L'action du FMI est aussi fortement dépendante de la volonté politique des gouvernements des pays qui subissent une situation de crise, et ce, à toutes les étapes de son intervention. Le FMI ne peut agir que quand les gouvernements en font la demande. Or, ceux-ci ne font souvent appel à l’institution que lorsque la situation apparaît impossible à maîtriser sans un soutien financier important.  Si d’un point de vue scientifique il est difficile de se forger une opinion objective, il est en tout cas évident que si les PAS ne sont pas les seuls responsables de l’ensemble des problèmes politiques, sociaux et économiques que vivent actuellement la grande majorité des PVD, il n’en demeure pas moins qu’ils constituent l’élément de trop, l’intervention qui provoque l’éclatement de sociétés déjà fragilisées par toute une série d’autres contraintes.

Depuis le début des années quatre-vingt-dix, de nouvelles versions des programmes d’ajustement structurel des années quatre-vingt ont vu le jour. Aujourd’hui, l’appellation « ajustement structurel » a tendance à passer de mode.  De nouvelles terminologies sont apparues, comme les « Cadres Stratégiques de Lutte contre la Pauvreté » (CLSP). Mais, in fine, les conditionnalités imposées par le FMI et la Banque Mondiale sont toujours présentes et leurs effets sont renforcés par la mondialisation croissante. Or, la mondialisation, dans ses formes actuelles, exacerbe les conflits. Elle affaiblit la régulation publique et la capacité de correction des déséquilibres. Dans un monde globalement de plus en plus riche, la pauvreté augmente. Les inégalités prennent des proportions insoupçonnables. Les discriminations sont la règle. Dès lors, sur quels leviers s’appuyer pour imposer une économie au service des hommes et non du seul profit ? 

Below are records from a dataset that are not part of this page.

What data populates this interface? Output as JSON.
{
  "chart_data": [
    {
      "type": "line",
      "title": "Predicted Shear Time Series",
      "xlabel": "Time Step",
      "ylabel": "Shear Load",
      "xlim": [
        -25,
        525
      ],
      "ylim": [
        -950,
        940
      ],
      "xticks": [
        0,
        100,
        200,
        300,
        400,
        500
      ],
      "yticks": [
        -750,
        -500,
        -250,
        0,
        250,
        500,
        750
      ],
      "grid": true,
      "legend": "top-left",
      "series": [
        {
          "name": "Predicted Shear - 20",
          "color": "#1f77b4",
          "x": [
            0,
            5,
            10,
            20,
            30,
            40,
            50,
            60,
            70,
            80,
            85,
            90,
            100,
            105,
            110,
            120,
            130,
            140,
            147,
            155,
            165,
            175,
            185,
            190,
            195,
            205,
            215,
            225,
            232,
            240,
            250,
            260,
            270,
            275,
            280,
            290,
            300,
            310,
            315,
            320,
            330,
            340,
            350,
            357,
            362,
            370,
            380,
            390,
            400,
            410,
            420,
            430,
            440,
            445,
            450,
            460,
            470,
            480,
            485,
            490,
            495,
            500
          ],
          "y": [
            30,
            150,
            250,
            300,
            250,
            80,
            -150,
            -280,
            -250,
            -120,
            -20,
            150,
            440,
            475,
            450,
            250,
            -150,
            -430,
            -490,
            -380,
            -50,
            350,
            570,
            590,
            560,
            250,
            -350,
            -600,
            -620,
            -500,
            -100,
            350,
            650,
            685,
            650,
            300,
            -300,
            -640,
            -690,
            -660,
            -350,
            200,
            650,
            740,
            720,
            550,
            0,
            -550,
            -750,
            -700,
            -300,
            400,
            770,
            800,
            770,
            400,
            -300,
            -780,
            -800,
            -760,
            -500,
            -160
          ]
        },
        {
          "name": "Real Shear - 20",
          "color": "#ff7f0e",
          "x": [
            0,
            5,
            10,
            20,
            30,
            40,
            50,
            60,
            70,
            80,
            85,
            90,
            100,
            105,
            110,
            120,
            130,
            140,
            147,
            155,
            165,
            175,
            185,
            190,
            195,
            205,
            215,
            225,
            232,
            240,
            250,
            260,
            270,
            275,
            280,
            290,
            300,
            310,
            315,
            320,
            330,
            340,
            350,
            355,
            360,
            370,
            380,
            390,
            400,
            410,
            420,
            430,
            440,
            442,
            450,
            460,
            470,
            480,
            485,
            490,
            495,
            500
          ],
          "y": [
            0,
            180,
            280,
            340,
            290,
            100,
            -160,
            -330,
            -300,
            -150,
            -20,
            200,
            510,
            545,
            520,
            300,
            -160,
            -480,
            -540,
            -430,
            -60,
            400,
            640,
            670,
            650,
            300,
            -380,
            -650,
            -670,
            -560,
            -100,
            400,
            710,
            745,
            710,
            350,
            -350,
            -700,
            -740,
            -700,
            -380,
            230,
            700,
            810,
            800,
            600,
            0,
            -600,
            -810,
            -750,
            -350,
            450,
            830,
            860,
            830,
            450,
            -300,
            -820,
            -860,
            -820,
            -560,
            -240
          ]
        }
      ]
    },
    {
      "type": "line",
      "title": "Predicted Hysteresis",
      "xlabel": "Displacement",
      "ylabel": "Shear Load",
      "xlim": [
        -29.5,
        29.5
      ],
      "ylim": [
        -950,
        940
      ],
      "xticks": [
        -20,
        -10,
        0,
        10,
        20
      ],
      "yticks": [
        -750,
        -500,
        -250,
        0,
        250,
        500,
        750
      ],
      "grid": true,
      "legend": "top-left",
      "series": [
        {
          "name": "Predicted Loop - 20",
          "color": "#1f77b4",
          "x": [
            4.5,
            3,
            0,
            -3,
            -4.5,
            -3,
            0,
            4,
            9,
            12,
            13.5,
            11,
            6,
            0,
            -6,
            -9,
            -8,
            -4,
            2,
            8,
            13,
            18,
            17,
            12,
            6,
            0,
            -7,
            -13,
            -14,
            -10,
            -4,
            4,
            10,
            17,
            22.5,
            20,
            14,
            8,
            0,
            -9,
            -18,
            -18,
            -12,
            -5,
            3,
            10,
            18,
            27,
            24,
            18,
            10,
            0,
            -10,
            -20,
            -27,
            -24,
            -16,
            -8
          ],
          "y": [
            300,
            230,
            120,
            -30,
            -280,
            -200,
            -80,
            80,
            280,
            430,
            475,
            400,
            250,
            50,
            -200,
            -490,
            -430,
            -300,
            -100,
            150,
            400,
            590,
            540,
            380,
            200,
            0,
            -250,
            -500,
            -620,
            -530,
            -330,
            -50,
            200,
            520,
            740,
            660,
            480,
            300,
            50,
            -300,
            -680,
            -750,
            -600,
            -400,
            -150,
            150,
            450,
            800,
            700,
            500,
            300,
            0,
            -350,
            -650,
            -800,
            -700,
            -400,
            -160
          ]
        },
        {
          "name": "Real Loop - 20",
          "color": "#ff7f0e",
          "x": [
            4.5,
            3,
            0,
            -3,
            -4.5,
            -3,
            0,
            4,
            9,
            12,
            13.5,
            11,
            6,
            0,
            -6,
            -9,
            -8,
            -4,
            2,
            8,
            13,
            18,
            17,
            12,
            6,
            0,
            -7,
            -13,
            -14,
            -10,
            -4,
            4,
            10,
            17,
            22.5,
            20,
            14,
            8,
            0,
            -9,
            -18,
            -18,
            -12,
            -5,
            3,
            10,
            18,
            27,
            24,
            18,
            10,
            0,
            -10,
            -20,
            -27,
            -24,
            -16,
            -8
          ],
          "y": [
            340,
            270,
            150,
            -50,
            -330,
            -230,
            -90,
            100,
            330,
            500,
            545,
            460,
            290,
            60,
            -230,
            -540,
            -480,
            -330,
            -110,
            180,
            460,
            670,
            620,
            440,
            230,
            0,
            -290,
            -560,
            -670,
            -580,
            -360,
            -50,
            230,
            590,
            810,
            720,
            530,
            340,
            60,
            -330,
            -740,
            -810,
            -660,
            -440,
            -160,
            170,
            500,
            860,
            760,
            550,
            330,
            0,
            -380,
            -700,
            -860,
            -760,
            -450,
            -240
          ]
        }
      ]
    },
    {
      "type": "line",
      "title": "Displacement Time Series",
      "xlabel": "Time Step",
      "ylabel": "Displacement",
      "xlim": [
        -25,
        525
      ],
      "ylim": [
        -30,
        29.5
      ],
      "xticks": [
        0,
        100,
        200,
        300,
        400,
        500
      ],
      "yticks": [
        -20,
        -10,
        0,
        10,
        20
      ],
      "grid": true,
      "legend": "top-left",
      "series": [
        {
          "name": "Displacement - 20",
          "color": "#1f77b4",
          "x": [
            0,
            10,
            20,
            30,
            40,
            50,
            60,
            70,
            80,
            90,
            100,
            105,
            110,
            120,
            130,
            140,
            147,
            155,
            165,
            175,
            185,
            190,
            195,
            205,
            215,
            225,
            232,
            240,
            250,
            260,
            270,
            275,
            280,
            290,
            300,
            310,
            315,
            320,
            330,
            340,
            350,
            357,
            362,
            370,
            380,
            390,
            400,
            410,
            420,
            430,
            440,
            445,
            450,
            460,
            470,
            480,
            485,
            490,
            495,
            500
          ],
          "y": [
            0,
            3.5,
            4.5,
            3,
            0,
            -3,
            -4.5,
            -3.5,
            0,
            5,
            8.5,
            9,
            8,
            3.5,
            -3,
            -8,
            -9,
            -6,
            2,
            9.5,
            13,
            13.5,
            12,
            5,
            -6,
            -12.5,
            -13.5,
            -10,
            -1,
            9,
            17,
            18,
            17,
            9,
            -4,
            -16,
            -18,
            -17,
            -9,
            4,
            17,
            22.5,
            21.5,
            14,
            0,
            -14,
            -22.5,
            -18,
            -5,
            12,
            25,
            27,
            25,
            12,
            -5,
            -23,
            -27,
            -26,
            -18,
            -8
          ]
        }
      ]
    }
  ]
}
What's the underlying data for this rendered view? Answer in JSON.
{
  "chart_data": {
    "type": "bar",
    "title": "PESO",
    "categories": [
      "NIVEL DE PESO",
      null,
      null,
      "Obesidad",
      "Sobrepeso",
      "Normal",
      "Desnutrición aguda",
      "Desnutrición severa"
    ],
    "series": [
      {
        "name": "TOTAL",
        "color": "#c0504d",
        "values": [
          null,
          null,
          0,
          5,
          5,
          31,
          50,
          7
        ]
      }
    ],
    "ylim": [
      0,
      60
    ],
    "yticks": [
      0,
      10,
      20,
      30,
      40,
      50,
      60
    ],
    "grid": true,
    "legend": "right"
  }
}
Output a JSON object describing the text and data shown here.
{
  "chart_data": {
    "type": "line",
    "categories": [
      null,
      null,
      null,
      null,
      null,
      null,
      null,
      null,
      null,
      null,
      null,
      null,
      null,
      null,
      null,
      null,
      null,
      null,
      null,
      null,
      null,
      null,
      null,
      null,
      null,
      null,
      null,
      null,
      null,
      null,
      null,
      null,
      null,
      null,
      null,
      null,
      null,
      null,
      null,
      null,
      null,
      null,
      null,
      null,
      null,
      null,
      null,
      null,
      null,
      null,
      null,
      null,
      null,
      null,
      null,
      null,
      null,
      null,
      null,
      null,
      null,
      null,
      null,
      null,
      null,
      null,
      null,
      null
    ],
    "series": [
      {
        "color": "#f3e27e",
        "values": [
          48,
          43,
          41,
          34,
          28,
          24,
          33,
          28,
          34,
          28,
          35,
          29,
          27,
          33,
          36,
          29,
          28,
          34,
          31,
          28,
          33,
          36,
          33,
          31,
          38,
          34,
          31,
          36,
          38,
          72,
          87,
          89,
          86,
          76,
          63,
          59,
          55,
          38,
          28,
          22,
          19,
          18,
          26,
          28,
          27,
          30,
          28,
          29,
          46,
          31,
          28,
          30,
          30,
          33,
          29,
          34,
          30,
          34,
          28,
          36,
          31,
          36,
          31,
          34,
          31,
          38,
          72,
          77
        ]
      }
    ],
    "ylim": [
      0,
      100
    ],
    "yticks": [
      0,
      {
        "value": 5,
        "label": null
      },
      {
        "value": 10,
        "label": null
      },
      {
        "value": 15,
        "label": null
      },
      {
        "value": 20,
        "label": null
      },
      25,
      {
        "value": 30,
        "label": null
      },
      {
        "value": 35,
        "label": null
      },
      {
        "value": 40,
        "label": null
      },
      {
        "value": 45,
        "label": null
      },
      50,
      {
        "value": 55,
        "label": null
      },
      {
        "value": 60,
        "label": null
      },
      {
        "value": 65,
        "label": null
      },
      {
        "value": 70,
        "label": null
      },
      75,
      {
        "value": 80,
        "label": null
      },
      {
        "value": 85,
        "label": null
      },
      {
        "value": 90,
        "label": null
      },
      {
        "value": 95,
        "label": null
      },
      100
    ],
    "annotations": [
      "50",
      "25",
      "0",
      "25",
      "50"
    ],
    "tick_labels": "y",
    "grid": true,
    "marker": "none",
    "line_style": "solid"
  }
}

Comme le dit un « proverbe » de Wall-Street « les arbres ne montent pas jusqu’au ciel. » Les crises les plus fortes ne sont pas sans fond. Les PAS ont été remis en cause. La Banque mondiale essaye de les adapter. De nos jours, on voit se développer de plus en plus des réponses locales. Ce sont ces alternatives qui allient l’innovation sociale à la prise en compte des richesses culturelles spécifiques à nos sociétés actuellement en crise: banques pour les plus pauvres, nouveau rôle socio-économique de la femme, associations d’intérêt commun, coopératives d’épargne et de crédit (CEC), commerce équitable, économie « verte », etc. En cette espèce particulière, la lutte contre la pauvreté ne saurait remplacer le droit au développement. Il ne s’agit pas seulement de secourir les pauvres mais d’assurer l’accès pour tous aux services de base et à l’égalité des droits. Chez nous, en Haïti, la définition d’un nouveau modèle économique doit être à l’ordre du jour des politiques nationales. Il est souhaitable d’aller vers la création d’un FONDS NATIONAL D’INVESTISSEMENT (FNI) POUR LE DEVELOPPEMENT, chargé de financer les projets les plus urgents et d’approprier les nécessaires transferts de technologie.

Quelle conclusion ?
Dans le contexte socio-politique fragilisé et tourmenté issu des évènements qui se sont produits les 06, 07 et 08 juillet 2018, le Pouvoir exécutif ne doit ni ne peut pas attendre que sonnent les « trompettes sous les Murailles de Jéricho » pour agir, interagir et/ou réagir. La crise actuelle est profonde.  Multiforme. Plurielle. Polymorphique. Elle interpelle l’urgence de prendre certaines décisions stratégiques majeures par la mise en commun de toutes les compétences et de toutes les énergies, collectives et/ou individuelles, dans le but d’assurer la survie des populations et le sauvetage national dans un monde de plus en plus interdépendant et certainement beaucoup plus exigeant.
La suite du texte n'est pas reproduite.